The National Clinical Care Commission report from the U.S. Department of Health and Human Services (HHS) discusses population-level strategies for federal programs in order to prevent and control diabetes. The report emphasizes the need for federal agencies to promote the consumption of water over sugar-sweetened beverages, support breastfeeding individuals, and expand housing opportunities for low-income individuals and families in areas with access to healthy food, green space, and walkability.

Diabetes management is critical to prevent complications from the disease. Diabetes can be controlled with a healthy diet, exercise, and insulin or oral diabetes medications. More information about the prevention and treatment of diabetes is available on the Centers for Disease Control and Prevention (CDC) website and through the American Diabetes Association.

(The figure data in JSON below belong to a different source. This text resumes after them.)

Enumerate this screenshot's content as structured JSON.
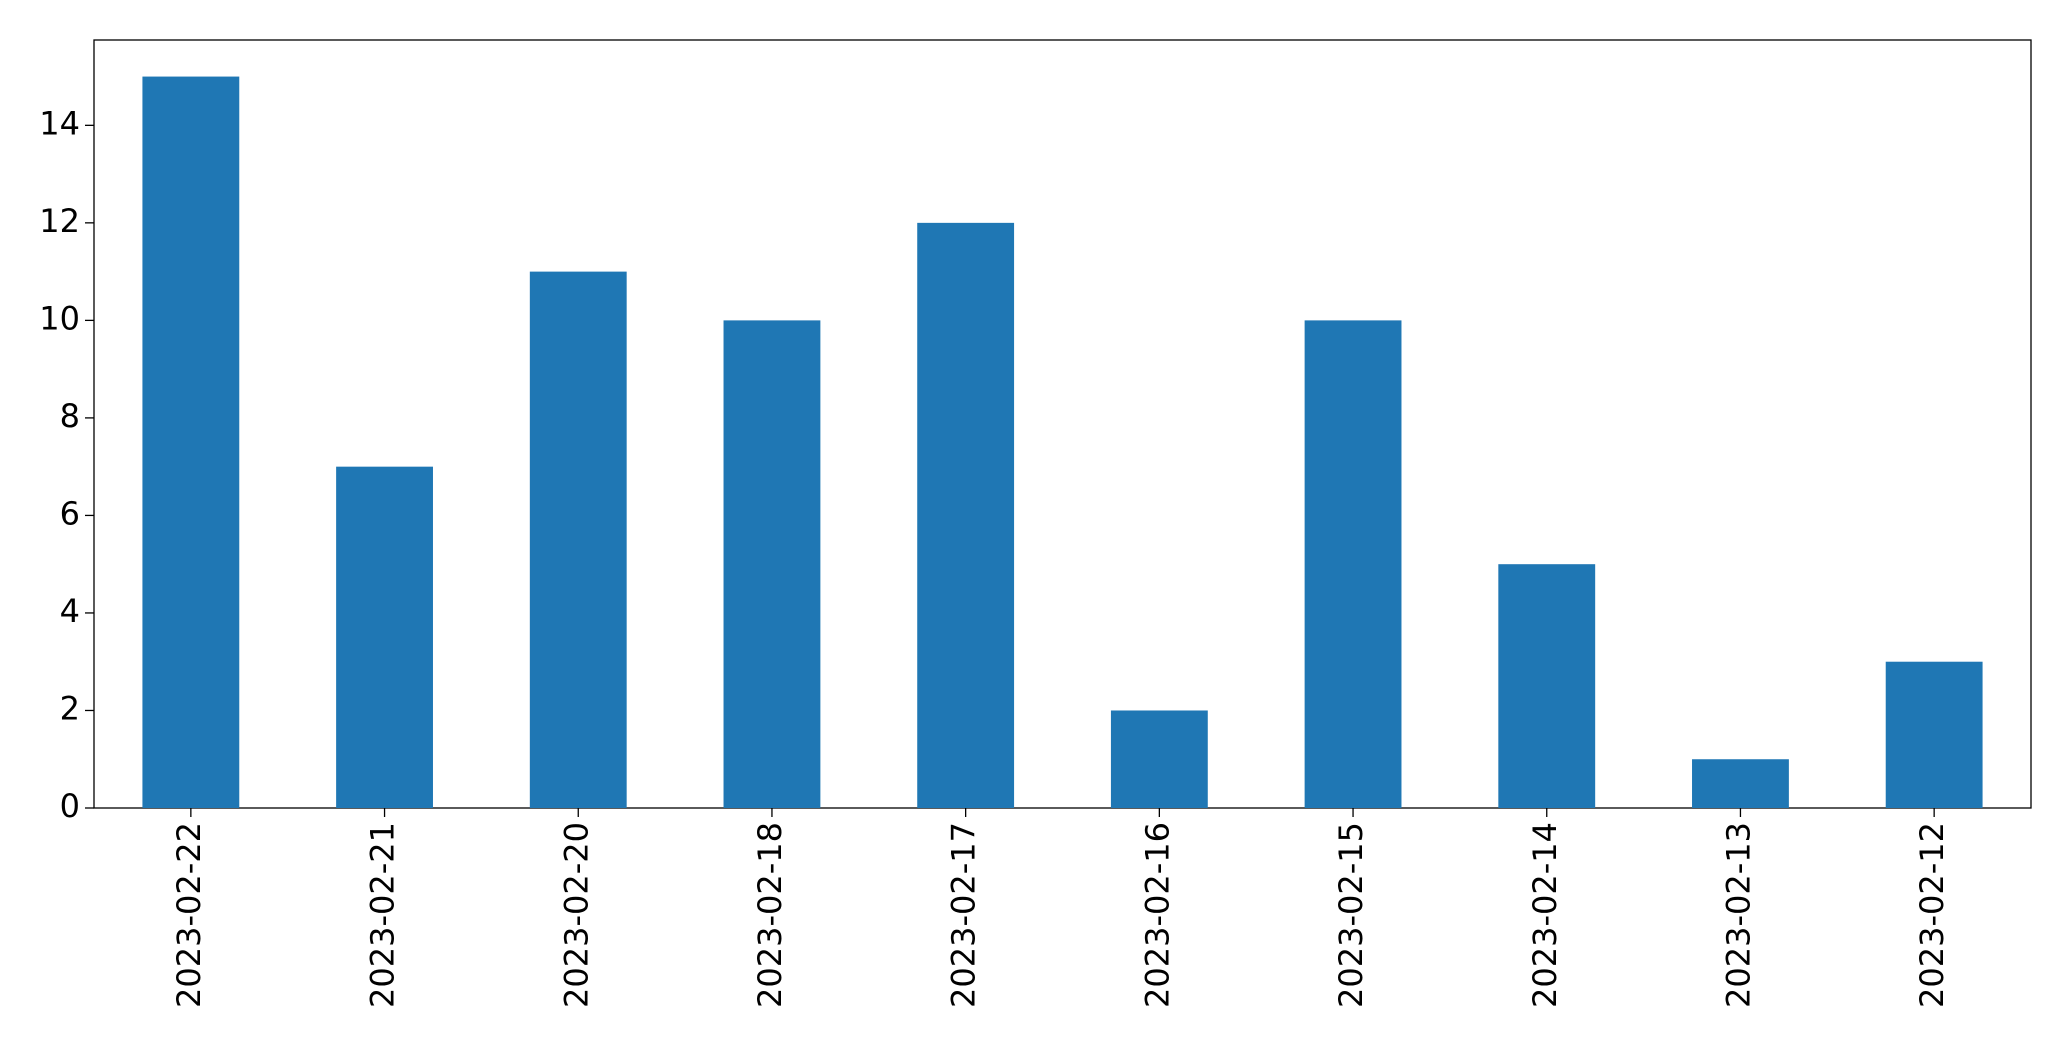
{
  "chart_data": {
    "type": "bar",
    "categories": [
      "2023-02-22",
      "2023-02-21",
      "2023-02-20",
      "2023-02-18",
      "2023-02-17",
      "2023-02-16",
      "2023-02-15",
      "2023-02-14",
      "2023-02-13",
      "2023-02-12"
    ],
    "values": [
      15,
      7,
      11,
      10,
      12,
      2,
      10,
      5,
      1,
      3
    ],
    "color": "#1f77b4",
    "ylim": [
      0,
      15.75
    ],
    "yticks": [
      0,
      2,
      4,
      6,
      8,
      10,
      12,
      14
    ],
    "grid": false
  }
}
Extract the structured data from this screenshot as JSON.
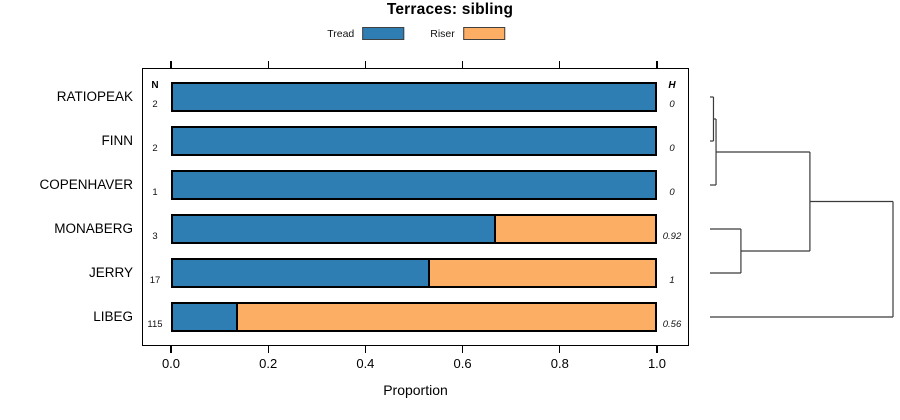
{
  "figure": {
    "title": "Terraces: sibling",
    "xlabel": "Proportion"
  },
  "legend": {
    "position": "top",
    "items": [
      {
        "label": "Tread",
        "color": "#2E7EB3"
      },
      {
        "label": "Riser",
        "color": "#FBAE64"
      }
    ]
  },
  "columns": {
    "n_header": "N",
    "h_header": "H"
  },
  "chart_data": {
    "type": "bar",
    "orientation": "horizontal-stacked",
    "title": "Terraces: sibling",
    "xlabel": "Proportion",
    "ylabel": "",
    "xlim": [
      0.0,
      1.0
    ],
    "x_ticks": [
      "0.0",
      "0.2",
      "0.4",
      "0.6",
      "0.8",
      "1.0"
    ],
    "grid": false,
    "legend_entries": [
      "Tread",
      "Riser"
    ],
    "categories": [
      "RATIOPEAK",
      "FINN",
      "COPENHAVER",
      "MONABERG",
      "JERRY",
      "LIBEG"
    ],
    "series": [
      {
        "name": "Tread",
        "color": "#2E7EB3",
        "values": [
          1.0,
          1.0,
          1.0,
          0.667,
          0.529,
          0.13
        ]
      },
      {
        "name": "Riser",
        "color": "#FBAE64",
        "values": [
          0.0,
          0.0,
          0.0,
          0.333,
          0.471,
          0.87
        ]
      }
    ],
    "n_values": [
      "2",
      "2",
      "1",
      "3",
      "17",
      "115"
    ],
    "h_values": [
      "0",
      "0",
      "0",
      "0.92",
      "1",
      "0.56"
    ],
    "dendrogram": {
      "side": "right",
      "leaf_order": [
        "RATIOPEAK",
        "FINN",
        "COPENHAVER",
        "MONABERG",
        "JERRY",
        "LIBEG"
      ],
      "merges": [
        {
          "children": [
            "leaf:0",
            "leaf:1"
          ],
          "height": 0.019
        },
        {
          "children": [
            "node:0",
            "leaf:2"
          ],
          "height": 0.033
        },
        {
          "children": [
            "leaf:3",
            "leaf:4"
          ],
          "height": 0.169
        },
        {
          "children": [
            "node:1",
            "node:2"
          ],
          "height": 0.546
        },
        {
          "children": [
            "node:3",
            "leaf:5"
          ],
          "height": 1.0
        }
      ]
    }
  }
}
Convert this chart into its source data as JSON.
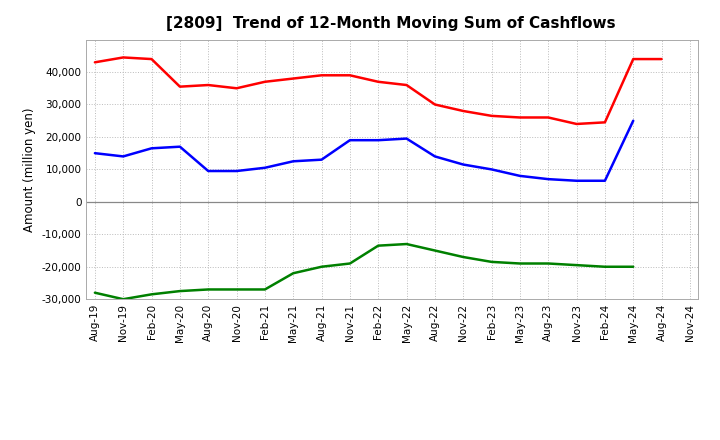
{
  "title": "[2809]  Trend of 12-Month Moving Sum of Cashflows",
  "ylabel": "Amount (million yen)",
  "x_labels": [
    "Aug-19",
    "Nov-19",
    "Feb-20",
    "May-20",
    "Aug-20",
    "Nov-20",
    "Feb-21",
    "May-21",
    "Aug-21",
    "Nov-21",
    "Feb-22",
    "May-22",
    "Aug-22",
    "Nov-22",
    "Feb-23",
    "May-23",
    "Aug-23",
    "Nov-23",
    "Feb-24",
    "May-24",
    "Aug-24",
    "Nov-24"
  ],
  "operating": [
    43000,
    44500,
    44000,
    35500,
    36000,
    35000,
    37000,
    38000,
    39000,
    39000,
    37000,
    36000,
    30000,
    28000,
    26500,
    26000,
    26000,
    24000,
    24500,
    44000,
    44000,
    null
  ],
  "investing": [
    -28000,
    -30000,
    -28500,
    -27500,
    -27000,
    -27000,
    -27000,
    -22000,
    -20000,
    -19000,
    -13500,
    -13000,
    -15000,
    -17000,
    -18500,
    -19000,
    -19000,
    -19500,
    -20000,
    -20000,
    null,
    null
  ],
  "free": [
    15000,
    14000,
    16500,
    17000,
    9500,
    9500,
    10500,
    12500,
    13000,
    19000,
    19000,
    19500,
    14000,
    11500,
    10000,
    8000,
    7000,
    6500,
    6500,
    25000,
    null,
    null
  ],
  "operating_color": "#ff0000",
  "investing_color": "#008000",
  "free_color": "#0000ff",
  "ylim": [
    -30000,
    50000
  ],
  "yticks": [
    -30000,
    -20000,
    -10000,
    0,
    10000,
    20000,
    30000,
    40000
  ],
  "background_color": "#ffffff",
  "grid_color": "#bbbbbb",
  "line_width": 1.8,
  "title_fontsize": 11,
  "tick_fontsize": 7.5,
  "ylabel_fontsize": 8.5,
  "legend_fontsize": 9
}
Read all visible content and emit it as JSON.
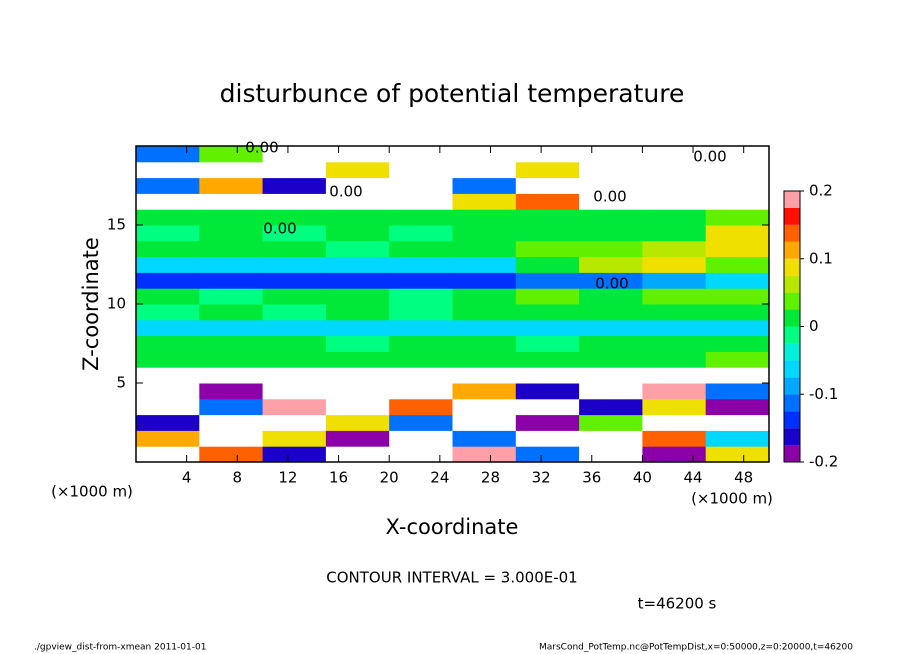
{
  "chart_data": {
    "type": "heatmap",
    "title": "disturbunce of potential temperature",
    "x_label": "X-coordinate",
    "y_label": "Z-coordinate",
    "x_unit": "(×1000 m)",
    "y_unit": "(×1000 m)",
    "xlim": [
      0,
      50
    ],
    "ylim": [
      0,
      20
    ],
    "xticks": [
      4,
      8,
      12,
      16,
      20,
      24,
      28,
      32,
      36,
      40,
      44,
      48
    ],
    "yticks": [
      5,
      10,
      15
    ],
    "x": [
      2.5,
      7.5,
      12.5,
      17.5,
      22.5,
      27.5,
      32.5,
      37.5,
      42.5,
      47.5
    ],
    "y": [
      0.5,
      1.5,
      2.5,
      3.5,
      4.5,
      5.5,
      6.5,
      7.5,
      8.5,
      9.5,
      10.5,
      11.5,
      12.5,
      13.5,
      14.5,
      15.5,
      16.5,
      17.5,
      18.5,
      19.5
    ],
    "values": [
      [
        0.3,
        0.15,
        -0.15,
        0.25,
        -0.3,
        0.18,
        -0.12,
        0.3,
        -0.2,
        0.1
      ],
      [
        0.12,
        -0.25,
        0.08,
        -0.18,
        0.3,
        -0.1,
        0.22,
        -0.3,
        0.15,
        -0.05
      ],
      [
        -0.15,
        0.3,
        -0.3,
        0.1,
        -0.12,
        0.25,
        -0.2,
        0.05,
        -0.25,
        0.3
      ],
      [
        0.25,
        -0.1,
        0.2,
        -0.3,
        0.15,
        -0.25,
        0.3,
        -0.15,
        0.1,
        -0.2
      ],
      [
        -0.3,
        -0.18,
        -0.25,
        0.3,
        -0.3,
        0.12,
        -0.15,
        -0.3,
        0.2,
        -0.12
      ],
      [
        0.3,
        0.3,
        0.25,
        0.3,
        0.3,
        0.3,
        0.3,
        0.3,
        0.3,
        0.3
      ],
      [
        0.01,
        0.02,
        0.01,
        0.01,
        0.02,
        0.01,
        0.01,
        0.01,
        0.02,
        0.03
      ],
      [
        0.005,
        0.01,
        0.01,
        0,
        0.005,
        0.01,
        0,
        0.01,
        0.02,
        0.01
      ],
      [
        -0.05,
        -0.05,
        -0.06,
        -0.05,
        -0.05,
        -0.05,
        -0.06,
        -0.05,
        -0.05,
        -0.05
      ],
      [
        0,
        0.005,
        0,
        0.005,
        0,
        0.005,
        0.01,
        0.005,
        0.01,
        0.02
      ],
      [
        0.005,
        0,
        0.01,
        0.005,
        0,
        0.01,
        0.03,
        0.02,
        0.04,
        0.05
      ],
      [
        -0.13,
        -0.13,
        -0.14,
        -0.13,
        -0.13,
        -0.13,
        -0.12,
        -0.1,
        -0.08,
        -0.06
      ],
      [
        -0.06,
        -0.07,
        -0.06,
        -0.07,
        -0.06,
        -0.05,
        0.02,
        0.06,
        0.08,
        0.04
      ],
      [
        0.005,
        0.01,
        0.005,
        0,
        0.005,
        0.01,
        0.03,
        0.05,
        0.06,
        0.1
      ],
      [
        0,
        0.005,
        0,
        0.005,
        0,
        0.005,
        0.01,
        0.02,
        0.01,
        0.08
      ],
      [
        0.005,
        0.01,
        0.01,
        0.005,
        0.01,
        0.01,
        0.005,
        0.02,
        0.01,
        0.03
      ],
      [
        0.3,
        0.3,
        0.3,
        -0.3,
        -0.3,
        0.08,
        0.15,
        -0.3,
        0.3,
        0.3
      ],
      [
        -0.1,
        0.12,
        -0.15,
        0.3,
        0.3,
        -0.12,
        0.3,
        -0.3,
        -0.3,
        -0.3
      ],
      [
        0.3,
        -0.3,
        0.3,
        0.08,
        -0.3,
        0.3,
        0.1,
        0.3,
        -0.3,
        0.3
      ],
      [
        -0.12,
        0.05,
        -0.3,
        -0.3,
        0.3,
        -0.3,
        0.3,
        -0.3,
        0.3,
        -0.3
      ]
    ],
    "colorbar": {
      "lim": [
        -0.2,
        0.2
      ],
      "ticks": [
        -0.2,
        -0.1,
        0,
        0.1,
        0.2
      ],
      "levels": [
        -0.2,
        -0.175,
        -0.15,
        -0.125,
        -0.1,
        -0.075,
        -0.05,
        -0.025,
        0,
        0.025,
        0.05,
        0.075,
        0.1,
        0.125,
        0.15,
        0.175,
        0.2
      ],
      "colors": [
        "#8c00a8",
        "#1a00c8",
        "#0030ff",
        "#0070ff",
        "#00a8ff",
        "#00d8ff",
        "#00f0d8",
        "#00ff80",
        "#00e838",
        "#60f000",
        "#b8e800",
        "#f0e000",
        "#ffa800",
        "#ff6000",
        "#ff1000",
        "#ffa0a8"
      ]
    },
    "contour_labels": [
      "0.00",
      "0.00",
      "0.00",
      "0.00",
      "0.00",
      "0.00"
    ],
    "contour_interval": "CONTOUR INTERVAL = 3.000E-01",
    "time_label": "t=46200 s",
    "footer_left": "./gpview_dist-from-xmean  2011-01-01",
    "footer_right": "MarsCond_PotTemp.nc@PotTempDist,x=0:50000,z=0:20000,t=46200"
  }
}
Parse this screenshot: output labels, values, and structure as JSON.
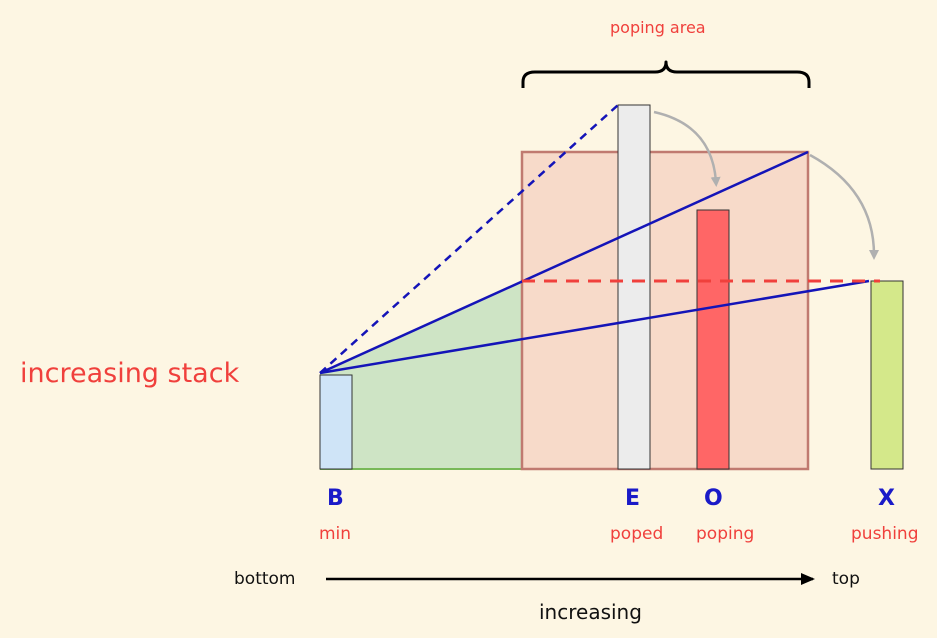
{
  "title": "increasing stack",
  "area_label": "poping area",
  "bars": [
    {
      "letter": "B",
      "caption": "min",
      "color": "#cfe4f7"
    },
    {
      "letter": "E",
      "caption": "poped",
      "color": "#ececec"
    },
    {
      "letter": "O",
      "caption": "poping",
      "color": "#ff6666"
    },
    {
      "letter": "X",
      "caption": "pushing",
      "color": "#d4e88a"
    }
  ],
  "axis": {
    "start": "bottom",
    "end": "top",
    "label": "increasing"
  },
  "colors": {
    "text_red": "#f0403c",
    "text_blue": "#1a1ac8",
    "line_blue": "#1414b8",
    "area_fill": "#f2c9b8",
    "area_border": "#c07a70",
    "green_fill": "#c6e0c0",
    "arrow_gray": "#b0b0b0"
  }
}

== The cost of diabetes ==
Complicated diabetes is one of the twenty most costly diseases occurring during hospitalization in the United States. It was one of the top five most expensive conditions for uninsured patients. The economic cost of diabetes increased by 26% between 2012 and 2017 due to the increasing prevalence of diabetes and rising costs per person with diabetes. The estimated total cost of being diagnosed with diabetes in 2017 was US$327 billion, including US$237 billion in direct medical costs and US$90 billion in reduced productivity.